This year’s Google Cloud Day Bulgaria made one thing clear: for a growing number of companies across Central and Eastern Europe, the cloud is no longer just infrastructure. It’s the foundation for global product delivery, real-time data automation, and AI readiness.
Held in Sofia, the event gathered cloud architects, enterprise leaders, and innovation teams to exchange ideas on how to scale with speed, ensure data compliance, and unlock new growth models. Europe Cloud joined, contributing to sessions and on-stage discussions and observing firsthand how the region’s priorities are evolving.
One of the clearest signals from this year’s program was the shift from viewing the cloud just as a cost center to treating it as a core capability. Where once the conversation focused on migration and optimization, now it centers around architectural flexibility, AI integration, and long-term resilience. Across multiple panels, participants explored how to design cloud environments that enable rather than limit – particularly when it comes to data governance and regional compliance requirements.
One key theme that emerged was the balancing act between global reach and local control. As regional regulations tighten, cloud-native teams are designing systems that respect data residency and access controls from day one.
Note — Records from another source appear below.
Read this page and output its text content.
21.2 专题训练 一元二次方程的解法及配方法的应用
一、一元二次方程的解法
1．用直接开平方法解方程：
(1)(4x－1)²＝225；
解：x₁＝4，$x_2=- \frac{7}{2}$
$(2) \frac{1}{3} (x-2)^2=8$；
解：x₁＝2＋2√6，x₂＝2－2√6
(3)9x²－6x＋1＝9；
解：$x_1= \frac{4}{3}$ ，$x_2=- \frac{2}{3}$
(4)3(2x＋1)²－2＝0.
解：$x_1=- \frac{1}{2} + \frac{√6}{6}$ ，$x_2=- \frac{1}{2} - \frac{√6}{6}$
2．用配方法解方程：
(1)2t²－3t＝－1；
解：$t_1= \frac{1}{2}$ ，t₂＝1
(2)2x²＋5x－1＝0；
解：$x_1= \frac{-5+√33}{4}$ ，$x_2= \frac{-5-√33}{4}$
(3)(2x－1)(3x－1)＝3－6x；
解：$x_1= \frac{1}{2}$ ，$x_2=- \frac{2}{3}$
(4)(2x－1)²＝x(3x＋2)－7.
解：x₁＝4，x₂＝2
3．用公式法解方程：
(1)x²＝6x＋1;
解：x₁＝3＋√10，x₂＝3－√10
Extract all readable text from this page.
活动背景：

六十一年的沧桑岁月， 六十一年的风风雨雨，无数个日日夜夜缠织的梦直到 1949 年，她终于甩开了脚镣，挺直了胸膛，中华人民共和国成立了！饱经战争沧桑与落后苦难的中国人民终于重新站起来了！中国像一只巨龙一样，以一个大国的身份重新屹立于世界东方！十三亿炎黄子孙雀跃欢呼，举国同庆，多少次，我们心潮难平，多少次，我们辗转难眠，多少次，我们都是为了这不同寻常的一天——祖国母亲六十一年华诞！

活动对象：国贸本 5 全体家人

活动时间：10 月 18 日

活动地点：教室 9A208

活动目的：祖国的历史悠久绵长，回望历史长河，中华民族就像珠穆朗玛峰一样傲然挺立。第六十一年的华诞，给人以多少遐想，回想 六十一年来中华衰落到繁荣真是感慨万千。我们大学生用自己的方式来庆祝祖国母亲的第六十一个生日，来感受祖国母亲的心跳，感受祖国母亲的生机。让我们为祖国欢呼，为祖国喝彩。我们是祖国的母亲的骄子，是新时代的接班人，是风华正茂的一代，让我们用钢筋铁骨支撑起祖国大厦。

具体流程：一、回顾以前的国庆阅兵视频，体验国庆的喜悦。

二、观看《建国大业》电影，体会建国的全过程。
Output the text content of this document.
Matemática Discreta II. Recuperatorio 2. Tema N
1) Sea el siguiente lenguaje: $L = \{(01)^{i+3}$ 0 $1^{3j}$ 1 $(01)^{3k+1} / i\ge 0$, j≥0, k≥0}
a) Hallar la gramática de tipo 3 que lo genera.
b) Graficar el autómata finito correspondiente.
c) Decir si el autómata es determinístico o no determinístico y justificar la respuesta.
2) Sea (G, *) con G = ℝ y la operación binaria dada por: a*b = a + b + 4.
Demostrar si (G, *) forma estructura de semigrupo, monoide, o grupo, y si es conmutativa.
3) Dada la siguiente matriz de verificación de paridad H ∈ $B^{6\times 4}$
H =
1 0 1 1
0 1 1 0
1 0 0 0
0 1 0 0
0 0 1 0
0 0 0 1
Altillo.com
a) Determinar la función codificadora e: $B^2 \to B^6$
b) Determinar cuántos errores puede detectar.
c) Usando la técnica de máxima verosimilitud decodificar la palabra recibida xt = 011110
The cloud’s role in powering the energy transition was also a recurring theme. From residential solar systems to real-time energy monitoring and automation, cloud-native infrastructure is increasingly supporting decentralized solutions that combine hardware, software, and intelligence in new ways.
From Sofia to the World: Scaling IoT with Shelly Group
These shifts came into focus during a session hosted by Europe Cloud and the company’s client Shelly Group, titled “Scaling IoT Globally: Shelly & Europe Cloud’s Cloud-Driven Innovation on GCP.”
Mircho Mirchev, Head of Integration at Shelly Group, and Kaloyan Siryiski, Cloud Architect at Europe Cloud, reflected on how the company scaled from three to over twenty million IoT devices globally – and the infrastructure choices that enabled that growth. As Mirchev explained, Shelly adopted a hybrid model from the start: giving users the option to run devices locally (via platforms like Home Assistant) while also offering cloud-connected services for automation, analytics, and smart integrations.
What makes the challenge particularly complex is the nature of Shelly’s infrastructure: devices stream changes in real time, requiring systems that can process, store, and act on data without delay. With energy monitoring and automation now bundled into residential solar and battery deployments, the data volumes – and user expectations – are rising quickly. The system built on Google Cloud, supported by Europe Cloud, uses services like BigQuery, Pub/Sub, and Vertex AI to keep performance stable and costs predictable.
Security and compliance have also been critical. Many of Shelly’s users demand transparency around data storage and location – a request the company can now answer clearly. “Saying the data is stored in Belgium covers an important part of the compliance checklist,” Mirchev shared during the session.
A Region Growing into Its Cloud Ambitions
From conversations at the booths to technical sessions and main stage panels, one pattern is becoming visible across the CEE region: organizations are not just adopting cloud tools – they’re building differentiated capabilities on top of them. Whether enabling AI, transforming user experiences, or expanding across markets, companies are making cloud infrastructure part of their competitive edge.
As part of this ecosystem, Europe Cloud will continue supporting teams that build with ambition across industries, borders, and technology layers. What we saw at Google Cloud Day Bulgaria 2025 was not just momentum. It was a sign that the region’s cloud-native future is already being written.